In synthesizing these theoretical insights and practical recommendations, the present study advances the academic discourse and provides actionable strategies for pharmaceutical firms striving to navigate the complex innovation landscape. It underscores the importance of strategic knowledge management as an integral component of a firm’s innovation agenda, thereby contributing to the enhancement of competitive advantage in a dynamic and challenging industry.

7. Conclusions

This paper illuminates the critical role of innovation capability and performance (ICP) as a cornerstone for securing a competitive edge in the pharmaceutical industry. Through a comprehensive review of the literature encompassing ICP, knowledge sharing (KS), and key determinants such as organizational culture, management support, IT support, trust, and reciprocal benefit, we have provided a multifaceted analysis of innovation drivers. Our findings reveal the pivotal role of KS as a conduit through which the essential factors more robustly enhance ICP. The direct impact of these determinants, while significant, is amplified through the facilitation of knowledge exchange within firms. This insight is instrumental for pharmaceutical companies aiming to harness their full innovative potential and underscores the need for fostering a knowledge-rich environment.

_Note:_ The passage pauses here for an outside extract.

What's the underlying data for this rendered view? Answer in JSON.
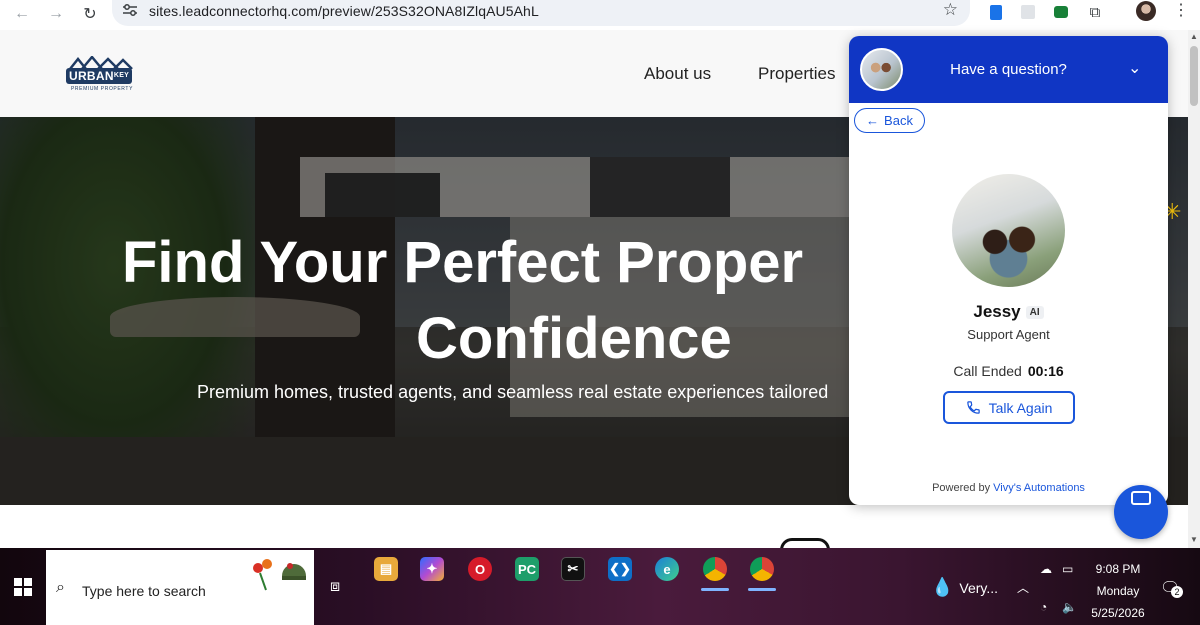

This work represents a novel contribution to the field by being one of the first empirical studies to dissect the interconnections between knowledge-sharing (KS) determinants and innovation capability and performance (ICP) within the pharmaceutical industry. It breaks new ground by moving beyond the traditional siloed analysis of KS or ICP, instead unveiling the crucial mediating role of KS in amplifying the impact of key organizational factors on innovation outcomes. The study’s proposed framework introduces a pioneering perspective, emphasizing previously under-represented elements such as organizational culture and trust as foundational to fostering a conducive environment for innovation. By highlighting the indirect yet significant influence of IT support and reciprocal benefit through KS, this research provides actionable insights for industry leaders, suggesting that the strategic cultivation of knowledge-sharing practices can substantially enhance a firm’s innovative capabilities and performance. The findings set the stage for further research, particularly in exploring how IT and reciprocity can be optimized to drive innovation, thereby offering a fresh, comprehensive lens through which the pharmaceutical industry can strategize and thrive in its complex and competitive landscape.

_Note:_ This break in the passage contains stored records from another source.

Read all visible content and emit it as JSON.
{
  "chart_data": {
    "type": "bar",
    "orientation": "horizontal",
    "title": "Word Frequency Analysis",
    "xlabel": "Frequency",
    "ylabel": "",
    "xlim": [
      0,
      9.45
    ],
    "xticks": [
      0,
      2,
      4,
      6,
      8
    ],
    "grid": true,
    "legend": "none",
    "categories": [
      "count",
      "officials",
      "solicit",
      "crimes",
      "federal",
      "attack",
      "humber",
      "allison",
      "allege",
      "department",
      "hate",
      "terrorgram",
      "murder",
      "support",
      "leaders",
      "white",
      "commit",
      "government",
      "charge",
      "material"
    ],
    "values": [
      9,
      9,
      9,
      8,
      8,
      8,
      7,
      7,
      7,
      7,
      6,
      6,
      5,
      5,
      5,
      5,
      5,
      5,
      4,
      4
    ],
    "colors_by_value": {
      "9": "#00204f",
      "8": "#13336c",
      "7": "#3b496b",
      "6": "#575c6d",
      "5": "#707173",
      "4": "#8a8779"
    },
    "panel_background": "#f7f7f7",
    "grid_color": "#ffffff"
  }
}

For future research, we propose several directions to extend the understanding of this domain. A deeper investigation into how IT support can be leveraged beyond its facilitative role in KS to directly influence ICP is needed. The role of reciprocity in KS and its potential to convert into measurable innovation outcomes warrants a more detailed examination. Moreover, expanding the research to include additional industry-specific factors, such as regulatory changes, patient-centric approaches, and digital transformation’s impact on innovation, could provide a holistic picture of the innovation landscape in the pharmaceutical sector. Furthermore, cross-industry comparative studies could offer insights into whether the relationships observed in the pharmaceutical context hold true in other sectors, potentially unveiling universal principles of innovation management. Longitudinal studies assessing the long-term impact of KS on ICP could also contribute to a more dynamic understanding of these processes.